Electrochemical impedance spectroscopy (EIS) (potential of 0.3046 V in a 6 M KOH solution) was studied in the frequency range of 0.01 Hz to 100 kHz. In Figure 6, the Nyquist plots of the Ni@Cu-MOF show a semicircle and linear curve in the high- and low-frequency regions, respectively. The semicircle represents Faradaic charge transfer processes (Rct). The internal resistance (Rs) was deduced from the real axis intercept (Z’) and included the intrinsic resistance (Ni@Cu-MOF), the bulk resistance of the solution, and the resistance of the Ni@Cu-MOF and Ni foam (the current collector). The Rct of the Ni@Cu-MOF was 0.75 Ω. After 1200 cycles, the value of the Rct (Ni@Cu-MOF) showed a slight increase from 0.75 to 0.77. The phase angle of the line (Ni@Cu-MOF after 1200 cycles) was similar to 45 °C in the low-frequency region, which resulted from the synergistic effect of the Ni@Cu-MOF.

Figure 6

Nyquist plots of the Ni@Cu-MOF before and after 1200 cycles. Electrochemical properties of the Ni@Cu-MOF/activated carbon (AC) asymmetric supercapacitor.

To further explore the energy storage application of the Ni@Cu-MOF electrode, an ASC device was built with a positive electrode (Ni@Cu-MOF) and a negative electrode (activated carbon, AC). According to the CV results, in the three-electrode system in the 6 M KOH solution, the potential window of the Ni@Cu-MOF and AC was in the ranges of 0–0.6 V and −1.0 to 0 V (Figures S7 and S8). As shown in Figure 7a,b, the CVs at various scan rates from 2 to 100 mV/s and the GCD curves at various current densities from 1 to 1 0 A/g displayed a potential window from 0 to 1.6 V. The CV curve did not change at a high scan rate (100 mV s−1). The results showed that the ASC device has the potential for a high power delivery [24]. The specific capacitance (C), power density (P), and energy density (E) of the ASCs were calculated from the GCD curves at 1 A/g. As shown in Figure 7b, the ASCs achieved a potential as high as 1.6 V. Moreover, the value of Cs was calculated from the GCD curves, and a specific capacitance of 48.7 F/g at a 1 A g−1 was observed. The ASCs delivered a high energy density of 17.3 Wh/kg at a power density of 798.5 kW/kg.

Figure 7

CV curves (a) and the charge–discharge curves (b) of the Ni@Cu-MOF/activated carbon asymmetric supercapacitor measured in a 6 mol L−1 KOH electrolyte solution.
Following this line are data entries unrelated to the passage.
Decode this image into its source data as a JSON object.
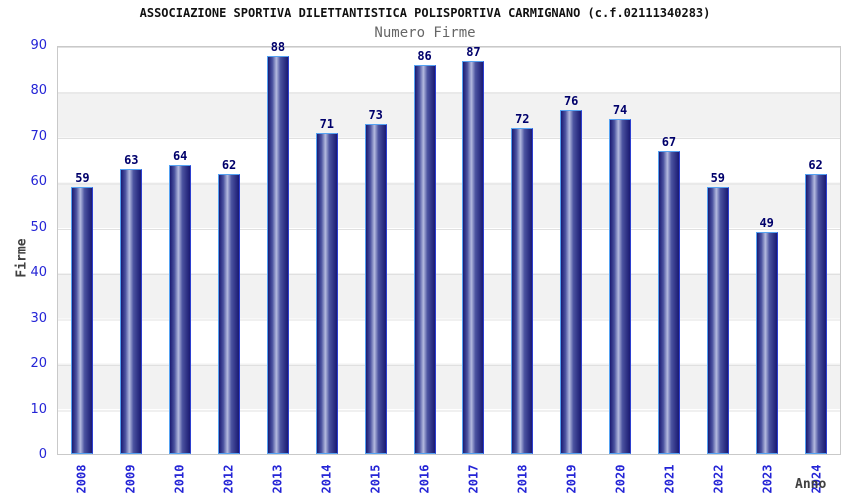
{
  "header": {
    "title": "ASSOCIAZIONE SPORTIVA DILETTANTISTICA POLISPORTIVA CARMIGNANO (c.f.02111340283)",
    "subtitle": "Numero Firme"
  },
  "chart_data": {
    "type": "bar",
    "title": "ASSOCIAZIONE SPORTIVA DILETTANTISTICA POLISPORTIVA CARMIGNANO (c.f.02111340283)",
    "subtitle": "Numero Firme",
    "xlabel": "Anno",
    "ylabel": "Firme",
    "categories": [
      "2008",
      "2009",
      "2010",
      "2012",
      "2013",
      "2014",
      "2015",
      "2016",
      "2017",
      "2018",
      "2019",
      "2020",
      "2021",
      "2022",
      "2023",
      "2024"
    ],
    "values": [
      59,
      63,
      64,
      62,
      88,
      71,
      73,
      86,
      87,
      72,
      76,
      74,
      67,
      59,
      49,
      62
    ],
    "ylim": [
      0,
      90
    ],
    "y_ticks": [
      90,
      80,
      70,
      60,
      50,
      40,
      30,
      20,
      10,
      0
    ],
    "grid": "alternating horizontal bands with gridlines every 10",
    "legend": "none",
    "colors": {
      "bar_dark": "#1a1a72",
      "bar_light": "#b4badf",
      "bar_outline": "#55a2f2",
      "tick_label": "#2424d6",
      "value_label": "#00006b",
      "band_gray": "#f2f2f2",
      "gridline": "#e0e0e0",
      "plot_border": "#c9c9c9",
      "subtitle_gray": "#666666"
    }
  }
}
Furthermore, cycling stability tests of the ASCs were evaluated at 1 A/g, as shown in Figure 8. After 1000 cycles, the capacitance of the ASCs was maintained at ~63%. Therefore, the Ni@Cu-MOF has potential for practical applications.

Figure 8

Cycle performance of the Ni@Cu-MOF-based asymmetric supercapacitor at a current density of 1 A/g.

4. Conclusions

In summary, a hybrid bimetallic Ni@Cu-MOF was prepared by a facile volatilization method and a post-modification synthesis method at room temperature. The bimetallic Ni@Cu-MOF delivered a higher specific capacitance of 526 F g−1 at 1 A g−1 than the monometallic Cu-MOF (126 F g−1). The results were attributed to the coexistence of Ni and Cu elements with good cycling stability (80% retention over 1200 cycles). An ASC based on Ni@Cu-MOF and activated carbon (as positive and negative electrodes) delivered a specific capacitance of 48.7 F g−1 at 1 A g−1 and a high energy density of 17.3 W h kg−1 at a power density of 798.5 W kg−1. These results show that bimetallic MOFs are promising materials for SCs. This work encourages us to design and fabricate multicomponent MOF electrode materials for SCs.